El emotivo homenaje, celebrado el pasado 14 de mayo, ha contado con una visita institucional muy especial. La delegada provincial de Bienestar Social, Susana Zomeño, se ha desplazado hasta el centro para felicitar personalmente a Amparo en nombre de la Junta de Comunidades de Castilla-La Mancha, sumándose a una celebración cargada de recuerdos, risas y muestras de cariño.
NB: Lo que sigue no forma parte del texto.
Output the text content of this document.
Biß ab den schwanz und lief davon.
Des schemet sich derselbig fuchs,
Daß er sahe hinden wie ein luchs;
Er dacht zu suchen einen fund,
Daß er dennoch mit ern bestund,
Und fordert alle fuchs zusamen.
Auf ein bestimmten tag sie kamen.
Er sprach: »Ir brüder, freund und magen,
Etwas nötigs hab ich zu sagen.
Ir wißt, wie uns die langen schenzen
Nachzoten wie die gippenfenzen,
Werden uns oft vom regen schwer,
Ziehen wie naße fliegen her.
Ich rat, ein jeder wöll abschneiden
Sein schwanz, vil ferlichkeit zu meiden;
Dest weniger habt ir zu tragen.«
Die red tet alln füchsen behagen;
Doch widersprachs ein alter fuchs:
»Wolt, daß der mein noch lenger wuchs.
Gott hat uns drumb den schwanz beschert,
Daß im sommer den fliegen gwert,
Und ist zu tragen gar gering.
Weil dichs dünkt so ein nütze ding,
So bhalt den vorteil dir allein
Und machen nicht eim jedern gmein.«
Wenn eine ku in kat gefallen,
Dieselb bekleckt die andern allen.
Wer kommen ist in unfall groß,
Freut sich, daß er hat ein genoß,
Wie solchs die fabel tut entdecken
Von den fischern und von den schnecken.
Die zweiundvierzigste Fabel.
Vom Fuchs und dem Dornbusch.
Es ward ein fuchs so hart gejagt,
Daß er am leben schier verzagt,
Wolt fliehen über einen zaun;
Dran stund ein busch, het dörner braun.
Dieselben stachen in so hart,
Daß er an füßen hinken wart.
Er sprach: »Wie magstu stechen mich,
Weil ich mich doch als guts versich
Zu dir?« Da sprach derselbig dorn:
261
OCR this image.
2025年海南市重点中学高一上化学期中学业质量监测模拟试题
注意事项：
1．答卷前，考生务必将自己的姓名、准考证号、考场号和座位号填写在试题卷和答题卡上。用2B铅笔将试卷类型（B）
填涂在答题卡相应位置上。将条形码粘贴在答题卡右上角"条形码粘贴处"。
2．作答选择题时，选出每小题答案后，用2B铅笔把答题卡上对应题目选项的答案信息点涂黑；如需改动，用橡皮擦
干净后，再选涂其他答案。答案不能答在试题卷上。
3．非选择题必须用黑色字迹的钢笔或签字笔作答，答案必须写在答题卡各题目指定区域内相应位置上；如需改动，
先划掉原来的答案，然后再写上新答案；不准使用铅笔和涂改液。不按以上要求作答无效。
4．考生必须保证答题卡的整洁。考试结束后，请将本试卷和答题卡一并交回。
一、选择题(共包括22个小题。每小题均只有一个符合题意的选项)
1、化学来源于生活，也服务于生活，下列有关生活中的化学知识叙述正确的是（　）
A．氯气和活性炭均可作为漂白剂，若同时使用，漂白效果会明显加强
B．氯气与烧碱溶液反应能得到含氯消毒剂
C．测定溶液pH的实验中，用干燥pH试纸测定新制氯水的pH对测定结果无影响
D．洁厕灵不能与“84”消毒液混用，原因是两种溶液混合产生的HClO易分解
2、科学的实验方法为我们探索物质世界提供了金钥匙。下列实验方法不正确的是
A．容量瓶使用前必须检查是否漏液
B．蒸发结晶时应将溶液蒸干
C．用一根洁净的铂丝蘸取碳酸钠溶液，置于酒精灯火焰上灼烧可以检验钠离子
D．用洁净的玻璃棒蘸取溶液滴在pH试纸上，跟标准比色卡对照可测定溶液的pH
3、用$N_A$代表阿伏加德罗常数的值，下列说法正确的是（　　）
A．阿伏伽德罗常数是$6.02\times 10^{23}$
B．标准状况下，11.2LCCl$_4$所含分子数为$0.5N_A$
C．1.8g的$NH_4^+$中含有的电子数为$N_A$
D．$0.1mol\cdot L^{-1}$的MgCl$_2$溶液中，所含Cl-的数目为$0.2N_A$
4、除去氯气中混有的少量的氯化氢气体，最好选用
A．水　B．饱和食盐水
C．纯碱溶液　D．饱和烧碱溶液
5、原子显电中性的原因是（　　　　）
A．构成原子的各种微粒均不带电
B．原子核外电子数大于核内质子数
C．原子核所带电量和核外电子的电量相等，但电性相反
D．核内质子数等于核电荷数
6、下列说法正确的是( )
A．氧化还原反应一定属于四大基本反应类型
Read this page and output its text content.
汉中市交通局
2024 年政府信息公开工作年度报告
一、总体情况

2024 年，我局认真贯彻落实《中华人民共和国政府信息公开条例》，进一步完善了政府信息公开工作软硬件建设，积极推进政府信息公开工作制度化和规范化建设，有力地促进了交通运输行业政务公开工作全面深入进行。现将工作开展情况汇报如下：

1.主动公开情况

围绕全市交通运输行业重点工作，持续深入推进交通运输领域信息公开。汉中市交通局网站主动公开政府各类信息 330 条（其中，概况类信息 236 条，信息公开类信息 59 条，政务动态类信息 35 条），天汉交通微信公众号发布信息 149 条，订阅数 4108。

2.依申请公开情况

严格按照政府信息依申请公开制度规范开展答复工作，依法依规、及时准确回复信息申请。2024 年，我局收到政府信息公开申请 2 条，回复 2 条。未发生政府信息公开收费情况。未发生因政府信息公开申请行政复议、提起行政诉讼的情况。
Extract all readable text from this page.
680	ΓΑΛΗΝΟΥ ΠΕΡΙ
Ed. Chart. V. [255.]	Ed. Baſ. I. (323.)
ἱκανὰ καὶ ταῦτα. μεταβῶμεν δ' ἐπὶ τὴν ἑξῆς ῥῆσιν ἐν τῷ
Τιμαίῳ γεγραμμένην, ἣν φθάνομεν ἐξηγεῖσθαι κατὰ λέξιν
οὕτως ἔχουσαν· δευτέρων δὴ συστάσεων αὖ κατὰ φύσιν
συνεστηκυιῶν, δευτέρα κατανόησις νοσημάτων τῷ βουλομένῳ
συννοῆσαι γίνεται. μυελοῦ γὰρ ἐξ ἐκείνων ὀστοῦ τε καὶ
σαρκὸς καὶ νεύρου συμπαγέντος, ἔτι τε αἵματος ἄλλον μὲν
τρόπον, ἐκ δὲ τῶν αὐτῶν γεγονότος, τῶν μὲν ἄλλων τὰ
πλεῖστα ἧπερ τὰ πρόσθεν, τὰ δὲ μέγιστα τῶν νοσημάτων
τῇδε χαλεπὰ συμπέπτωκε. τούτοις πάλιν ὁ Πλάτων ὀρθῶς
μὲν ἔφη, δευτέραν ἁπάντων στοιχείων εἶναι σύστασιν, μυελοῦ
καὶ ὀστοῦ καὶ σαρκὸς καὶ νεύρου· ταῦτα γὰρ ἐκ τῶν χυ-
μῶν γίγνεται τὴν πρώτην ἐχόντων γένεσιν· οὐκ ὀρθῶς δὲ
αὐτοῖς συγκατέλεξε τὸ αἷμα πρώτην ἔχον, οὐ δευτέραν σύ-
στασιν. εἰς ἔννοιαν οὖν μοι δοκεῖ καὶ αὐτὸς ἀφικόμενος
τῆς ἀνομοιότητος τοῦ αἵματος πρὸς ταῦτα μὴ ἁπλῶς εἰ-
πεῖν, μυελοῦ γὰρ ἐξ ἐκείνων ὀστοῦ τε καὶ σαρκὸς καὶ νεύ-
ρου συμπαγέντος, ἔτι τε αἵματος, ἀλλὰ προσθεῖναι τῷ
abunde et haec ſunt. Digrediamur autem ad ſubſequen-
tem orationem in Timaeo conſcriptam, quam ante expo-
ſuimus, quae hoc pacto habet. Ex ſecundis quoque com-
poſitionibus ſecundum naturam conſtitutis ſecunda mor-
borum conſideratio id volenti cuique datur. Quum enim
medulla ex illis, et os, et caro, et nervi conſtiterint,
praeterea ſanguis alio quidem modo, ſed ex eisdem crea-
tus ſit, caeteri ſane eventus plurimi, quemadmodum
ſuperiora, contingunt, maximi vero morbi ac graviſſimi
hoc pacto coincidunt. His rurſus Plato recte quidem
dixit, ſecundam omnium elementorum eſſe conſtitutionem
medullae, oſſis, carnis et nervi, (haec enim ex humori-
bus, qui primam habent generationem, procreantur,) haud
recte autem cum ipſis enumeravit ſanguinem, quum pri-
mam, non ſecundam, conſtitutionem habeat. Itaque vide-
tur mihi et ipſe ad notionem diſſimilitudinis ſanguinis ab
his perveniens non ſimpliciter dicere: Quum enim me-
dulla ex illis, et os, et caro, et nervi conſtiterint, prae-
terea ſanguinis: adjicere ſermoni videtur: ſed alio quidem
Una vida dedicada a la tierra y a la familia
Nacida en la localidad conquense de Moncalvillo de Huete, la trayectoria de Amparo es el fiel reflejo de una generación de mujeres fuertes y trabajadoras de la provincia. Dedicó su vida por entero al cuidado de su hogar y de su familia, compartiendo andadura con su marido, dedicado a la agricultura.

Madre de tres hijos de los que se siente profundamente orgullosa, y viuda desde hace siete años, Amparo no ha dejado que el paso del tiempo merme su ilusión.
Cien años de ejemplo
Desde la delegación provincial han querido destacar que los 100 años de Amparo no son solo una cifra, sino «cien años de vida, de memoria, de cuidados, de familia y de ejemplo» para toda la sociedad conquense. Con una salud y una lucidez envidiables, la centenaria continúa disfrutando de su rutina diaria y participando activamente en la vida social de su entorno, demostrando que la edad es solo un número cuando se mantiene la ilusión por el día a día.